Another weight myth bites the dust in today’s daily research fix. (Of COURSE you were jonesing for another study. There, there, now. Settle down. I’m a gonna take good care of you.) Right after “I’m big boned” the most common excuse for being overweight is “I just have a slow metabolism.” But is it true? What does the research say?
We can all cite a Jack Sprat & His Wife example (side note: why does she not have a name?? I vote for Sybill, I love a good alliteration) from real life. Doesn’t everyone have a friend like my old yoga buddy Kelly who can eat cheeseburgers and candy bars all day every day and not gain an ounce? [insert appropriate skinny-fat warning here] And we probably all know people who subsist on a meager 800 calories a day and yet still battle their weight. But does the research support the idea that obese people have slower metabolisms than lean people?
Nope. Sorry. According to this study
from the Pennington Biomedical Research Center, obese women and lean women have almost the same resting metabolic rate (less than a 100 calorie difference). Your RMR is how many calories you burn just exisiting every day. Any activity on top of that, like exercise or work, requires additional energy and therefore more calories.
The study also examined the women’s activity levels and discovered that the obese women sat 2.5 hours more each day and spent half as much time in activity as lean women. This equaled out to about a 300 cal/day difference.

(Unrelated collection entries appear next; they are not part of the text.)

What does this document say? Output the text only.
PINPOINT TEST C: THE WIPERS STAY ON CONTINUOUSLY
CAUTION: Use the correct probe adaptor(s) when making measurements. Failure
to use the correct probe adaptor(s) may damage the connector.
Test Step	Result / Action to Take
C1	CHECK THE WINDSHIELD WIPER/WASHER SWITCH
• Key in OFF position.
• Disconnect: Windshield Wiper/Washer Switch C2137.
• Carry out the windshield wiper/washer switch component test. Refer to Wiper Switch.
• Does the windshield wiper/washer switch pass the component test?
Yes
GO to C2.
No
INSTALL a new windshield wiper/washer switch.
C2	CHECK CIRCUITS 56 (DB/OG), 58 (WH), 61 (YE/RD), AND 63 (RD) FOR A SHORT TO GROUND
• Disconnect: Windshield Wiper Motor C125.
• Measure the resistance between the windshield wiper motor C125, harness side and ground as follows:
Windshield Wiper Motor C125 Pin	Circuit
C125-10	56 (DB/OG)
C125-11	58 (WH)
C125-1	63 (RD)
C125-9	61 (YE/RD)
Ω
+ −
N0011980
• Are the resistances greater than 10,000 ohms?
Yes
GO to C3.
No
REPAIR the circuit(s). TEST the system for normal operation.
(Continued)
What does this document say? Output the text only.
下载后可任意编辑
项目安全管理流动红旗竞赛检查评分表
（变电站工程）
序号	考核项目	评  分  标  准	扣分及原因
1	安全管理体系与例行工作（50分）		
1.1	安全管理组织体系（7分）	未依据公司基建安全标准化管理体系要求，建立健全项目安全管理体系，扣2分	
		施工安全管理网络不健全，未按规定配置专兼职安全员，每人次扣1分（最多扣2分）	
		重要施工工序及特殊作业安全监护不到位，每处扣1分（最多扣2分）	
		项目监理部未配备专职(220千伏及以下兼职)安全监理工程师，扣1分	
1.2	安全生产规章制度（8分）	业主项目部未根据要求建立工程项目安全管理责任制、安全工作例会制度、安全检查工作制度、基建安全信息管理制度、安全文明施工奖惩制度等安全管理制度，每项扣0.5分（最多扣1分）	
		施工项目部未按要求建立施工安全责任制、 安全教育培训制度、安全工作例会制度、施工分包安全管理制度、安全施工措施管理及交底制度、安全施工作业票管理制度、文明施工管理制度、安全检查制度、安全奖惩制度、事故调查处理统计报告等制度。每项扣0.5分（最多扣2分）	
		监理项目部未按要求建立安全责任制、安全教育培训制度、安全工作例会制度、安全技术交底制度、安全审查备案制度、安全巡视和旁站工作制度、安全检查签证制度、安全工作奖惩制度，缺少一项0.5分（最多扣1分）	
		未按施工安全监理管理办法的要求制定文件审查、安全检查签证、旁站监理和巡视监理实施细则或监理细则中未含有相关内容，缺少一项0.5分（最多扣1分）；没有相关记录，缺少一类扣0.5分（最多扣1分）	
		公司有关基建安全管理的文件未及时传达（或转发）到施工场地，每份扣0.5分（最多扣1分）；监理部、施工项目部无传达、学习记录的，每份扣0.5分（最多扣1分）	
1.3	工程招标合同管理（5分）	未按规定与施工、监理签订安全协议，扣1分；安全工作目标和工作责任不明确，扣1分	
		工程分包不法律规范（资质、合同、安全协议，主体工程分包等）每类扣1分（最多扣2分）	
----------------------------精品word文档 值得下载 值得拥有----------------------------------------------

Problem 1: This study was in no way comprehensive. The sample size was a whopping 20 women (10 in each group). Small sample sizes = less accurate results and less generalizabilty to the greater population.

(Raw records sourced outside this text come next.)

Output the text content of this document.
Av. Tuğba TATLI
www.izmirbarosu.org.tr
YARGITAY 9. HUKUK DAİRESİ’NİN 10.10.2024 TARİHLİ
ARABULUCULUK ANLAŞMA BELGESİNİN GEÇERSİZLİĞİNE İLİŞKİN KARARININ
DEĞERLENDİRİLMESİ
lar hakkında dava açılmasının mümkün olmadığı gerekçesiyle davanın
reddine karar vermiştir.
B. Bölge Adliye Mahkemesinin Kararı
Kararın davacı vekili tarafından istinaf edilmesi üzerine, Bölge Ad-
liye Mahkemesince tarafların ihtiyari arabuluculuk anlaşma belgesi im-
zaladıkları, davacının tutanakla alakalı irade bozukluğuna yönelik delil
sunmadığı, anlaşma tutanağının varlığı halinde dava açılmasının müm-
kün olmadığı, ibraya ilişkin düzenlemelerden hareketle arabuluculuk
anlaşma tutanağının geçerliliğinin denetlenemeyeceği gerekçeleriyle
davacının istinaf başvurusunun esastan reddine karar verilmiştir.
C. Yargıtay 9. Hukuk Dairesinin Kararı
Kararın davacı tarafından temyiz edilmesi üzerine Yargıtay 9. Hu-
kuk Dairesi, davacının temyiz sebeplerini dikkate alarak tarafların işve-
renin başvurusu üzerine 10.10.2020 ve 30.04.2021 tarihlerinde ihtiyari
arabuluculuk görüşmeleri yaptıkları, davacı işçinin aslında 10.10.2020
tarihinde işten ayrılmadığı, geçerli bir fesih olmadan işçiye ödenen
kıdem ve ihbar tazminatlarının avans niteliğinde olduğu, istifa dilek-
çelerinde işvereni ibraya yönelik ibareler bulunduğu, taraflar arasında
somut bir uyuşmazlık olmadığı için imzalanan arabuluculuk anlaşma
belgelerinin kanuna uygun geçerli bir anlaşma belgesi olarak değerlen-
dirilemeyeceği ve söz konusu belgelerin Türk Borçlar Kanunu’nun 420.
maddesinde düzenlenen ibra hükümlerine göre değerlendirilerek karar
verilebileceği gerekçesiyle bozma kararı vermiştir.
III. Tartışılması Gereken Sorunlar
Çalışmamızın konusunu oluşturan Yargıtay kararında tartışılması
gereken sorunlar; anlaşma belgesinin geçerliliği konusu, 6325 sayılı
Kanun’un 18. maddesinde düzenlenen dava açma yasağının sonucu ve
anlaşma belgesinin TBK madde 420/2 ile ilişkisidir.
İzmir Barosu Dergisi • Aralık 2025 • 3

Problem 2: It’s a chicken and egg thing – were the obese women less active because they were obese? Or were they obese because they were less active? Actually, I suppose it’s more of a vicious cycle with the obesity and the lack of activity feeding into each other. So forget the chickens and eggs. If you still need a mental picture go with cows. They’re much cuter. But still irrelevant. And now you’re hungry. You’re welcome.
Stuff you already pretty much knew: move more, eat less. Rocket science, people! But drop the old adage of a slow metabolism because, barring a health condition like hypothyroidism, chances are it isn’t your metabolism that’s slowing you down.